Não haja ninguém que dificulte voluntariamente a obra que o Senhor está a realizar neste momento, e peçamos o dom da humildade do serviço a fim de que Ele cresça e nós diminuamos (cf. Jo 3, 30).

Boas-festas a todos, a cada um de vós, às vossas famílias e aos vossos amigos. E obrigado! Obrigado pelo vosso trabalho. Muito obrigado! E, por favor, rezai sempre por mim, para que tenha a coragem de permanecer em crise. Feliz Natal! Obrigado!

[Bênção]

Esqueci-me de dizer que vos darei, de prenda, dois livros. Um é a vida de Carlos de Foucauld, um Mestre da crise, que nos deixou um dom, um legado belíssimo. Trata-se duma oferta que me fez o Padre Ardura: obrigado! O outro intitula-se «Holotropia: os verbos da familiaridade cristã»; servem para ajudar a viver a nossa vida. É um livro publicado nestes dias, escrito por um biblista, discípulo do Cardeal Martini; trabalhou em Milão, mas é da diocese de Albenga-Imperia.

 

[1] Hanna Arendt, The Human Condition (Universidade de Chicago 1958), traduzido em italiano: Vita activa. La condizione umana (Bompiani – Milão 1994), 182.
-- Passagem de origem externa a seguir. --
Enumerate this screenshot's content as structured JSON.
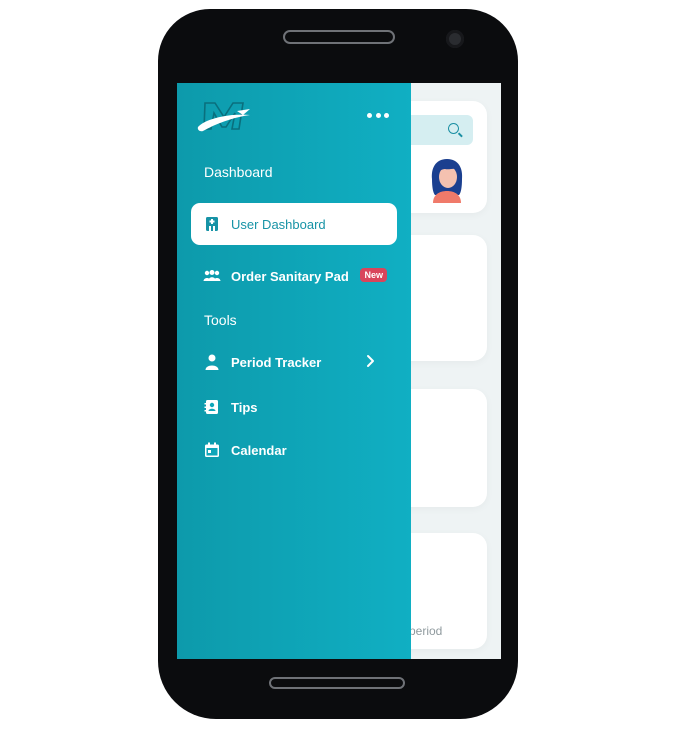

[2] «Depois de O ouvirem, muitos dos seus discípulos disseram: “Que palavras insuportáveis! Quem pode entender isto?” Mas Jesus, sabendo no seu íntimo que os seus discípulos murmuravam a respeito disto, disse-lhes: “Isto escandaliza-vos?”» (Jo 6, 60-61). Mas somente a partir desta crise é que pôde nascer esta profissão de fé: «A quem iremos nós, Senhor? Tu tens palavras de vida eterna» (Jo 6, 68).

[3] Cf. E. Levinas, Totalité et infini (Paris 2000), 76.